Alabama athletic director Greg Byrne told ESPN’s College GameDay podcast that Miller traveled with the team to South Carolina, went through walk-through and was expected to play.
Miller was on the court about 80 minutes before tipoff, warming up with teammates before fans were allowed in the building. Once the doors opened, students filled several areas around the court and zeroed in on Miller, with a couple yelling, “Lock him up!”
Miller didn’t react, just continued his pregame drills.
Earlier Wednesday, Miller’s attorney said his client never handled the gun owned by ex-Alabama player Darius Miles. Miles is accused of providing his gun to Michael Davis, who fired it and killed Jamea Harris, prosecutors say.
“Brandon never touched the gun, was not involved in its exchange to Mr. Davis in any way, and never knew that illegal activity involving the gun would occur,” Miller’s lawyer, Jim Standridge, said in a statement.
Miller’s alleged involvement in the death of the 23-year-old Harris was detailed Tuesday at a preliminary hearing for Miles and Davis, both facing capital murder charges in Harris’ death. An investigator, Brandon Culpepper, testified that Miles texted Miller to bring him his handgun.
Alabama coach Nate Oats has said the team was aware Miller allegedly brought the gun to Miles.
Standridge said in the statement that Miles asked Miller for a ride to a club. Standridge said Miles’ brought his “legal handgun and left it in the backseat of Brandon’s vehicle. Brandon never saw the handgun nor handled it.”
Miles later texted Miller to bring him the gun. Miller never got out of his vehicle, was not part of the exchange with Davis and did not interact with anyone in Harris’ party, according to Standridge.
Miles quickly drove off when gunfire took place, Standridge said. When Miles was told someone was hurt and police wanted to speak to him, “he has fully cooperated with law enforcement’s investigation,” Standridge said.
Standridge said the events of the shooting were captured on video. “There is no dispute about Brandon’s activities during this evening,” Standridge said.
Byrne, on the ESPN podcast, said the school learned new information in the case this week that it used to make its decision to let Miller play.
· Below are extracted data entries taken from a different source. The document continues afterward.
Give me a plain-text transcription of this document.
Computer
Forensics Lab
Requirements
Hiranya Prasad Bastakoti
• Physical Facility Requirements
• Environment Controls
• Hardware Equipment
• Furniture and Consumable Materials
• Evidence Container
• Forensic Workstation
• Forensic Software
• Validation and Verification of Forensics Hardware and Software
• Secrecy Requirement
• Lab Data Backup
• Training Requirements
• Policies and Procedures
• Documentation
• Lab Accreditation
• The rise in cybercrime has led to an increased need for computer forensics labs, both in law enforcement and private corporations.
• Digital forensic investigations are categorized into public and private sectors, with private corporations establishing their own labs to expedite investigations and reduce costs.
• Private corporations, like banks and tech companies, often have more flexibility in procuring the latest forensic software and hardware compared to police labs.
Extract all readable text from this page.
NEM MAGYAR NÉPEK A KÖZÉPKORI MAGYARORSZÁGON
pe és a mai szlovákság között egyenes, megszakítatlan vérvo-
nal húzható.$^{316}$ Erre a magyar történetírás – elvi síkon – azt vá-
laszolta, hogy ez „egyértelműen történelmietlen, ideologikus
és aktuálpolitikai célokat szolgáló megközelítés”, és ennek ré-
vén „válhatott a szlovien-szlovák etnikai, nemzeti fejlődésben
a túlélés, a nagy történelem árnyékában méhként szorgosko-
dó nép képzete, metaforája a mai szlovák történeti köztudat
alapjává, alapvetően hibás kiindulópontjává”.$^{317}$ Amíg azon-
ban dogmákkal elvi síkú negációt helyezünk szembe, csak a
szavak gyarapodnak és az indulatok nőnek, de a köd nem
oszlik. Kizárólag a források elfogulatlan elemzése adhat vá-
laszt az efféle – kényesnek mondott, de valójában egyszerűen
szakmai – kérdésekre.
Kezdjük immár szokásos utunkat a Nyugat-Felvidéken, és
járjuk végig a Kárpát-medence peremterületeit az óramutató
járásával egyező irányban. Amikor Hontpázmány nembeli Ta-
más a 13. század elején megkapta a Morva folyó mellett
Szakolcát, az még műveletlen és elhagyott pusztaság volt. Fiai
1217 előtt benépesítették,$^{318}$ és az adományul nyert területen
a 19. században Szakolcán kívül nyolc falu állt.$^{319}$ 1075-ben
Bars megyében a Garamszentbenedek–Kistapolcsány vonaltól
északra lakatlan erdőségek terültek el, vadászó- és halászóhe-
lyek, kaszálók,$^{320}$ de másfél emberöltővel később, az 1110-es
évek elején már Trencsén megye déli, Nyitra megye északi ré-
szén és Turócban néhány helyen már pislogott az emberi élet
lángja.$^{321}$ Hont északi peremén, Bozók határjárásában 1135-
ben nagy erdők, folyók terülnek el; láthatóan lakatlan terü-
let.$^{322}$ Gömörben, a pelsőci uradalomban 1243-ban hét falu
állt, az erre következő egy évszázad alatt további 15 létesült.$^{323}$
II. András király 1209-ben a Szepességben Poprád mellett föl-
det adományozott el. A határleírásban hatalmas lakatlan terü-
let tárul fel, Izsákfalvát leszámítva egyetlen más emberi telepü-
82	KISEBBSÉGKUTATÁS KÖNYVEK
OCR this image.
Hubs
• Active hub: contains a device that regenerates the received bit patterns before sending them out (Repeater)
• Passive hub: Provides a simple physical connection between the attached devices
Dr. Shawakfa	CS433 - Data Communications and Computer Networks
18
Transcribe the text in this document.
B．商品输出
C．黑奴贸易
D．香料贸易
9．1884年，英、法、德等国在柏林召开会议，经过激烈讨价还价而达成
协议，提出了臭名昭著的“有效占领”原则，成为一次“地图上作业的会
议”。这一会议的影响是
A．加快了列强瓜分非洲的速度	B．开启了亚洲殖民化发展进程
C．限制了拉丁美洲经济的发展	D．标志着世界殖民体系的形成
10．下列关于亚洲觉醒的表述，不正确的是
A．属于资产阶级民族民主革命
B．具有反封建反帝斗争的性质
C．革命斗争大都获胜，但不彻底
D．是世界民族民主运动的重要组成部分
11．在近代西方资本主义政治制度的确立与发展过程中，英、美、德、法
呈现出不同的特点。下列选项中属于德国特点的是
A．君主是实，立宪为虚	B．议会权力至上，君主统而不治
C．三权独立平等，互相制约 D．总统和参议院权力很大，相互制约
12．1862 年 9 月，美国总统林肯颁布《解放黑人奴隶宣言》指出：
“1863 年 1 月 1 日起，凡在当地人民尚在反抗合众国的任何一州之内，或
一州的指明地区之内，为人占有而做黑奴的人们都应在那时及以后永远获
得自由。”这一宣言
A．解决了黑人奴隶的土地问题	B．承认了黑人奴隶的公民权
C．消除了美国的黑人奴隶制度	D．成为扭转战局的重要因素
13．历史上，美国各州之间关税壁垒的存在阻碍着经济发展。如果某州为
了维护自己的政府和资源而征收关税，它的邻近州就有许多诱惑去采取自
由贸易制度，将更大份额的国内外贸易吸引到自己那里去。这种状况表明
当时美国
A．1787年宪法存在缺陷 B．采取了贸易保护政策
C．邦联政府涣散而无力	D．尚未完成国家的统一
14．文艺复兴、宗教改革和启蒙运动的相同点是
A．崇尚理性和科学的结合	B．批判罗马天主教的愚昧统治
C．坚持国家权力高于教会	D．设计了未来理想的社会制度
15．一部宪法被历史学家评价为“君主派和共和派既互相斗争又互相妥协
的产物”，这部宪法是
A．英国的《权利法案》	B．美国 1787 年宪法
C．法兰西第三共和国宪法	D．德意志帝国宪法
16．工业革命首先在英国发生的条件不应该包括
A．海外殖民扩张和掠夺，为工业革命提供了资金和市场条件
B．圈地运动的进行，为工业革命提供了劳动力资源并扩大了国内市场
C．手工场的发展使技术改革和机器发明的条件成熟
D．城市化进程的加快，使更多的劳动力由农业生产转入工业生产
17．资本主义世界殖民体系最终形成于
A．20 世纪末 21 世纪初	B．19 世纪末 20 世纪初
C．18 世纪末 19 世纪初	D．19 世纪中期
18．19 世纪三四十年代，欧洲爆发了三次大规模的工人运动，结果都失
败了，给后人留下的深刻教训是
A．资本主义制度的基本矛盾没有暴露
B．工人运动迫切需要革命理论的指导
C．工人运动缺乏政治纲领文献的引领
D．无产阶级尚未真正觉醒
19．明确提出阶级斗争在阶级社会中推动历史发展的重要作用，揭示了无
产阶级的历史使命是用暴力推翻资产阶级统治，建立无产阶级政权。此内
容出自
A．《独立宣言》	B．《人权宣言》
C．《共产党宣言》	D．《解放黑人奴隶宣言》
He said Oats did not have all facts when he first addressed the media — Oats described Miller’s situation as “Wrong spot at the wrong time” — and didn’t handle things in the best way.
“We’ve addressed that with him,” Byrne said.
Miller is a 6-foot-9 forward who leads the Crimson Tide with 18.7 points and eight rebounds a game this season and is considered a possible lottery pick in June’s NBA draft.